И качество жизни местного населения не имеет никакого значения. Российское определение успеха не подразумевает наличие обеспокоенности тяжелыми условиями жизни сирийского народа.
Интервенция Путина в Сирию — это отражение принципов устаревшей политики великих держав. (Да, некоторые страны продолжают следовать им даже в 21 веке.) Он получает определенную внутреннюю выгоду, но он вовсе не пытается перенести свои внутриполитические проблемы вовне.
Внутренняя политика и внешняя политика России всегда были тесно взаимосвязаны. Российское правительство чувствует свою силу на внутриполитической сцене только тогда, когда оно чувствует силу на мировой арене, и российский народ верит ему, по крайней мерее пока. Россия — великая держава, и ее самооценка напрямую связана с ее влиянием в мире. Что еще можно сказать? Когда вы в последний раз покупали российский товар и это был не бензин? Москва снова влияет на международную политику, и российские вооруженные силы вновь отправились в иностранный поход.
Нужно также понимать, что попытки прочитать Путину лекцию по поводу его плохого поведения бессмысленны. Последний раз, когда Россия жалела о своей иностранной кампании, был Афганистан. Но афганская кампания началась после того, как Рональд Рейган вооружил моджахедов зенитно-ракетными комплексами «Стингер», при помощи которых они начали сбивать российские военные самолеты.

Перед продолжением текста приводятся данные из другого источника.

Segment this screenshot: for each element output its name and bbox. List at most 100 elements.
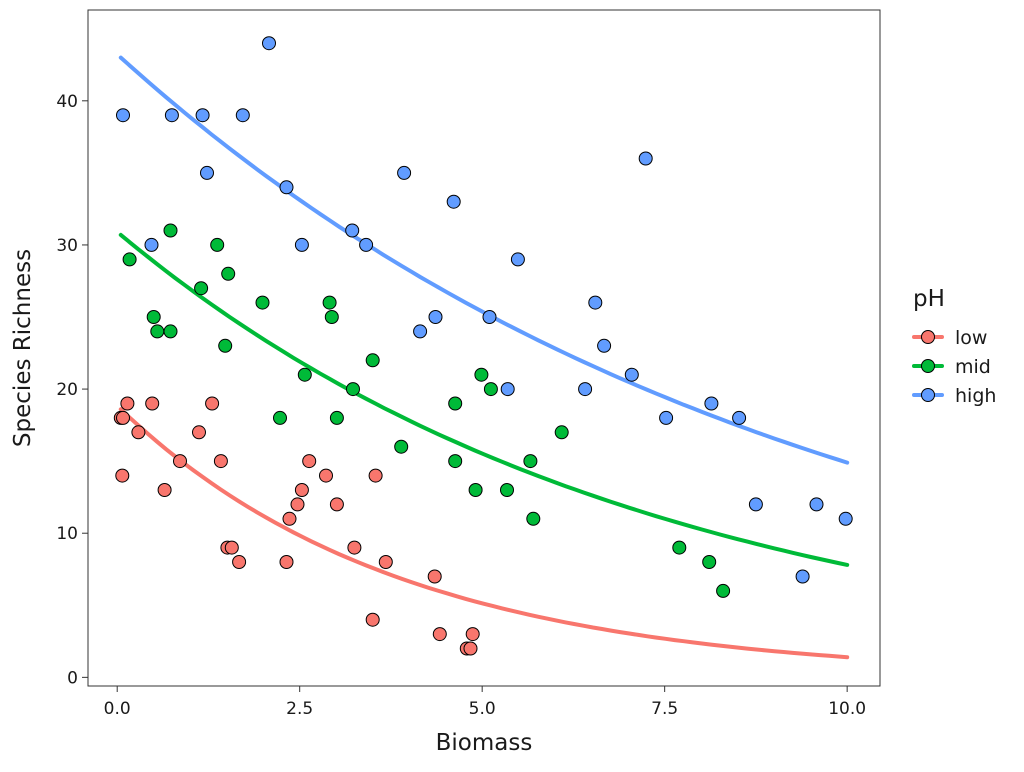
data-point-low xyxy=(115,468,130,483)
data-point-high xyxy=(428,310,443,324)
x-tick-label: 0.0 xyxy=(104,699,131,719)
data-point-low xyxy=(347,540,362,555)
data-point-high xyxy=(345,223,360,238)
data-point-high xyxy=(235,108,250,123)
legend-marker-low xyxy=(921,330,935,344)
data-point-mid xyxy=(468,483,483,497)
y-axis-title: Species Richness xyxy=(10,249,36,447)
data-point-mid xyxy=(210,237,225,252)
data-point-mid xyxy=(194,281,209,296)
data-point-mid xyxy=(329,410,344,425)
data-point-mid xyxy=(526,511,541,526)
legend-marker-high xyxy=(921,388,935,402)
data-point-low xyxy=(282,511,297,526)
data-point-high xyxy=(704,396,719,411)
x-axis-title: Biomass xyxy=(436,730,533,756)
data-point-high xyxy=(732,410,747,425)
data-point-high xyxy=(144,237,159,252)
data-point-low xyxy=(131,425,146,440)
data-point-low xyxy=(319,468,333,483)
fit-lines xyxy=(118,55,850,660)
data-point-high xyxy=(164,108,179,123)
data-point-high xyxy=(500,382,515,397)
data-point-high xyxy=(262,36,276,51)
y-tick-label: 30 xyxy=(56,236,78,256)
data-point-low xyxy=(427,569,442,584)
y-axis: 0 10 20 30 40 xyxy=(56,92,88,688)
data-point-high xyxy=(624,367,639,382)
fit-line-mid xyxy=(118,232,850,567)
data-point-high xyxy=(809,497,824,512)
data-point-low xyxy=(279,555,294,569)
data-point-high xyxy=(359,237,374,252)
data-point-low xyxy=(224,540,239,555)
data-point-low xyxy=(432,627,447,642)
data-point-low xyxy=(463,641,478,656)
y-tick-label: 20 xyxy=(56,380,78,400)
data-point-high xyxy=(482,310,497,324)
data-point-low xyxy=(294,483,309,497)
data-point-mid xyxy=(672,540,687,555)
data-point-low xyxy=(378,555,393,569)
data-point-mid xyxy=(150,324,165,339)
data-point-mid xyxy=(448,454,463,469)
data-point-low xyxy=(116,410,130,425)
data-point-high xyxy=(195,108,210,123)
data-point-mid xyxy=(273,410,287,425)
data-point-high xyxy=(838,511,853,526)
legend-title: pH xyxy=(913,286,945,312)
data-point-low xyxy=(232,555,247,569)
data-point-mid xyxy=(554,425,569,440)
data-point-mid xyxy=(346,382,360,397)
data-point-mid xyxy=(523,454,538,469)
data-point-mid xyxy=(716,583,731,598)
data-point-high xyxy=(116,108,130,123)
data-point-mid xyxy=(324,310,339,324)
fit-line-high xyxy=(118,55,850,465)
y-tick-label: 40 xyxy=(56,92,78,112)
legend-marker-mid xyxy=(921,359,935,373)
data-point-high xyxy=(510,252,525,267)
data-point-high xyxy=(446,194,461,209)
data-point-mid xyxy=(255,295,270,310)
fit-line-low xyxy=(118,407,850,660)
data-point-low xyxy=(290,497,305,512)
data-point-high xyxy=(200,165,214,180)
legend-label-low: low xyxy=(955,327,987,349)
data-point-low xyxy=(173,454,187,469)
data-point-mid xyxy=(474,367,489,382)
data-point-low xyxy=(205,396,220,411)
data-point-high xyxy=(279,180,294,195)
data-point-low xyxy=(465,627,480,642)
data-point-mid xyxy=(221,266,236,281)
x-tick-label: 2.5 xyxy=(286,699,313,719)
y-tick-label: 10 xyxy=(56,524,78,544)
data-point-mid xyxy=(365,353,380,368)
legend-label-mid: mid xyxy=(955,356,991,378)
data-point-mid xyxy=(163,324,178,339)
data-point-mid xyxy=(322,295,337,310)
data-point-high xyxy=(294,237,309,252)
data-point-mid xyxy=(448,396,463,411)
data-point-high xyxy=(578,382,593,397)
data-point-high xyxy=(597,338,612,353)
data-point-low xyxy=(329,497,344,512)
data-point-high xyxy=(795,569,810,584)
data-point-mid xyxy=(500,483,514,497)
data-point-mid xyxy=(146,310,161,324)
y-tick-label: 0 xyxy=(67,668,78,688)
data-point-low xyxy=(145,396,160,411)
legend-label-high: high xyxy=(955,385,996,407)
x-tick-label: 5.0 xyxy=(469,699,496,719)
x-axis: 0.0 2.5 5.0 7.5 10.0 xyxy=(104,686,866,719)
data-point-mid xyxy=(297,367,312,382)
data-point-mid xyxy=(483,382,498,397)
data-point-high xyxy=(659,410,674,425)
data-point-high xyxy=(588,295,603,310)
data-point-high xyxy=(748,497,763,512)
data-point-low xyxy=(368,468,383,483)
x-tick-label: 7.5 xyxy=(651,699,678,719)
data-point-mid xyxy=(218,338,233,353)
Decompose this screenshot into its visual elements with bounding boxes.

Итак, что мы можем сделать? Во-первых, необходимо отвергнуть аргумент о том, что Путин просто реагирует на беспорядок в мире. Эта точка зрения подразумевает, что Путин просто пытается сохранить существующую систему на Ближнем Востоке в ответ на тот хаос, который США спровоцировали в Ираке, Ливии и других странах. Путин действительно реагирует на события на Ближнем Востоке. Он видит вакуум, образовавшийся в результате наших сомнений в вопросе о необходимости активного вмешательства в дела таких стран, как Ливия, и отстаивания своих позиций в Ираке. Но Путин как защитник международной стабильности? Маловероятно.
Во-вторых, мы должны создавать наши собственные факты на местах. Бесполетные зоны и безопасные убежища для мирного населения — это вовсе не «необдуманные» предложения. Прежде они уже успешно применялись (они защищали курдов при режиме террора Саддама Хусейна в течение 12 лет) и заслуживают серьезного рассмотрения.
Беженцы продолжат прибывать в Европу до тех пор, пока люди не почувствуют себя в безопасности. Более того, поддержка курдских сил, суннитских племен и того, что осталось от иракских войск специального назначения, — это вовсе не ерунда. Возможно, это даже спасет нашу нынешнюю стратегию.
Решительное стремление предпринять все эти шаги укрепят наши отношения с Турцией, которая страдает от последствий интервенции Москвы. Коротко говоря, мы должны создать более здоровый военный баланс сил, если мы хотим добиться такого соглашения о мирном урегулировании, которое было бы приемлемым для нас и наших союзников.
В-третьих, мы должны сделать так, чтобы наши военные операции в Сирии не противоречили операциям России. Это неприятно, и нам вообще не следовало доводить до такой ситуации, когда Россия предупреждает нас о необходимости уйти с ее пути. Однако мы должны сделать все возможное, чтобы предотвратить столкновение между Россией и США.
Наконец, мы должны признать, кем Путин является на самом деле. Нужно прекратить говорить о том, что мы хотим лучше понять мотивы России. Россияне отлично понимают, каковы их цели: они хотят защитить свои интересы на Ближнем Востоке любыми средствами. Что в этом непонятного?
Кондолиза Райс занимала пост госсекретаря США с 2005 по 2009 год. Роберт Гейтс был министром обороны США с 2006 по 2011 год.